Enquanto a previsão do mercado financeiro para o Índice Nacional de Preços ao Consumidor Amplo (IPCA) subiu, novamente, de 8% para 8,25% neste ano, quem vai às compras no supermercado tem sentido no bolso o peso da carestia desde o ano passado. As elevações subsequentes do índice oficial da inflação no país corroboram o que se testemunha no dia a dia e provocam uma mudança no comportamento dos consumidores, que passaram a substituir itens alimentícios ou, no pior dos casos, a cortá-los da lista de compras.
Uma pesquisa do Datafolha realizada de 13 a 15 de setembro expõe em números o quanto a inflação em 2021 tem mudado aquilo que vai à mesa dos brasileiros. E o percentual é alto: 85% dos entrevistados afirmam ter reduzido o consumo de algum produto desde o início do ano, sendo os mais citados a carne de boi (67%), refrigerantes e sucos (51%), laticínios (46%) e pães (41%).

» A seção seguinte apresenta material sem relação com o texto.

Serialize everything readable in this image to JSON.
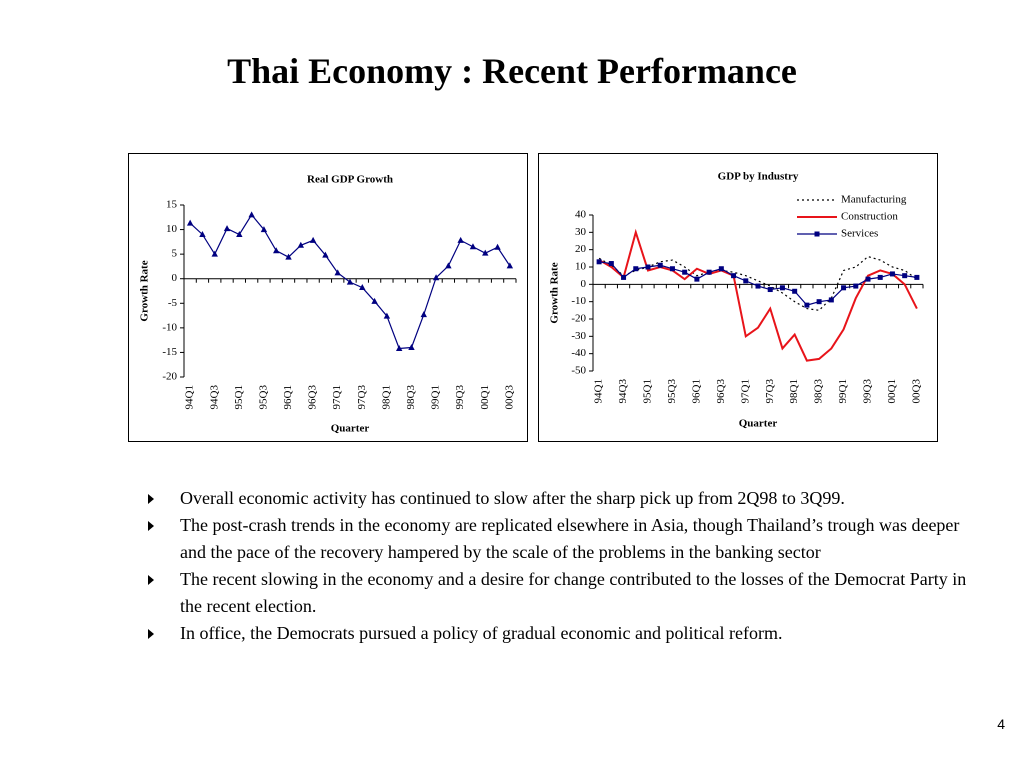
{
  "title": "Thai Economy  :  Recent Performance",
  "chart_data": [
    {
      "type": "line",
      "title": "Real GDP Growth",
      "x_label": "Quarter",
      "y_label": "Growth Rate",
      "categories": [
        "94Q1",
        null,
        "94Q3",
        null,
        "95Q1",
        null,
        "95Q3",
        null,
        "96Q1",
        null,
        "96Q3",
        null,
        "97Q1",
        null,
        "97Q3",
        null,
        "98Q1",
        null,
        "98Q3",
        null,
        "99Q1",
        null,
        "99Q3",
        null,
        "00Q1",
        null,
        "00Q3"
      ],
      "values": [
        11.3,
        9.0,
        5.0,
        10.2,
        9.0,
        13.0,
        10.0,
        5.7,
        4.4,
        6.8,
        7.8,
        4.8,
        1.2,
        -0.7,
        -1.8,
        -4.6,
        -7.6,
        -14.2,
        -14.0,
        -7.3,
        0.2,
        2.6,
        7.8,
        6.5,
        5.2,
        6.4,
        2.6
      ],
      "color": "#000080",
      "marker": "triangle",
      "line_style": "solid",
      "ylim": [
        -20,
        15
      ],
      "yticks": [
        -20,
        -15,
        -10,
        -5,
        0,
        5,
        10,
        15
      ],
      "grid": false
    },
    {
      "type": "line",
      "title": "GDP by Industry",
      "x_label": "Quarter",
      "y_label": "Growth Rate",
      "categories": [
        "94Q1",
        null,
        "94Q3",
        null,
        "95Q1",
        null,
        "95Q3",
        null,
        "96Q1",
        null,
        "96Q3",
        null,
        "97Q1",
        null,
        "97Q3",
        null,
        "98Q1",
        null,
        "98Q3",
        null,
        "99Q1",
        null,
        "99Q3",
        null,
        "00Q1",
        null,
        "00Q3"
      ],
      "series": [
        {
          "name": "Manufacturing",
          "color": "#000000",
          "line_style": "dotted",
          "marker": "none",
          "values": [
            15,
            11,
            5,
            8,
            10,
            13,
            14,
            10,
            5,
            7,
            8,
            7,
            5,
            2,
            -1,
            -5,
            -10,
            -14,
            -15,
            -8,
            8,
            10,
            16,
            14,
            10,
            8,
            3
          ]
        },
        {
          "name": "Construction",
          "color": "#e8141a",
          "line_style": "solid",
          "marker": "none",
          "values": [
            14,
            10,
            4,
            30,
            8,
            10,
            8,
            3,
            9,
            6,
            8,
            5,
            -30,
            -25,
            -14,
            -37,
            -29,
            -44,
            -43,
            -37,
            -26,
            -8,
            5,
            8,
            6,
            0,
            -14
          ]
        },
        {
          "name": "Services",
          "color": "#000080",
          "line_style": "solid",
          "marker": "square",
          "values": [
            13,
            12,
            4,
            9,
            10,
            11,
            9,
            7,
            3,
            7,
            9,
            5,
            2,
            -1,
            -3,
            -2,
            -4,
            -12,
            -10,
            -9,
            -2,
            -1,
            3,
            4,
            6,
            5,
            4
          ]
        }
      ],
      "legend": "upper right",
      "ylim": [
        -50,
        40
      ],
      "yticks": [
        -50,
        -40,
        -30,
        -20,
        -10,
        0,
        10,
        20,
        30,
        40
      ],
      "grid": false
    }
  ],
  "bullets": [
    "Overall economic activity has continued to slow after the sharp pick up from 2Q98 to 3Q99.",
    "The post-crash trends in the economy are replicated elsewhere in Asia, though Thailand’s trough was deeper and the pace of the recovery hampered by the scale of the problems in the banking sector",
    "The recent slowing in the economy and a desire for change contributed to the losses of the Democrat Party in the recent election.",
    "In office, the Democrats pursued a policy of gradual economic and political reform."
  ],
  "page_number": "4"
}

É um retrato de um país que está precisando fazer sacrifícios para garantir a alimentação. Itens básicos como arroz (34%), feijão (36%) e macarrão (38%) também estão sendo menos consumidos. Mas, por serem mais difíceis de serem substituídos, a redução é em uma escala menor.
Os cortes na lista não estão afetando somente os mais pobres. A pesquisa aponta que, por faixa de renda, os percentuais são altos mesmo nas famílias que recebem mais dez salários mínimos: 67% relatam ter cortado algum item alimentício. Mas é de fato nas camadas mais baixas que o impacto da inflação é escandaloso: na faixa da população com até dois salários, 88% das pessoas estão fazendo ainda mais restrições. Se já não era fácil, o tombo do poder de compra tem tornado as escolhas ainda mais duras.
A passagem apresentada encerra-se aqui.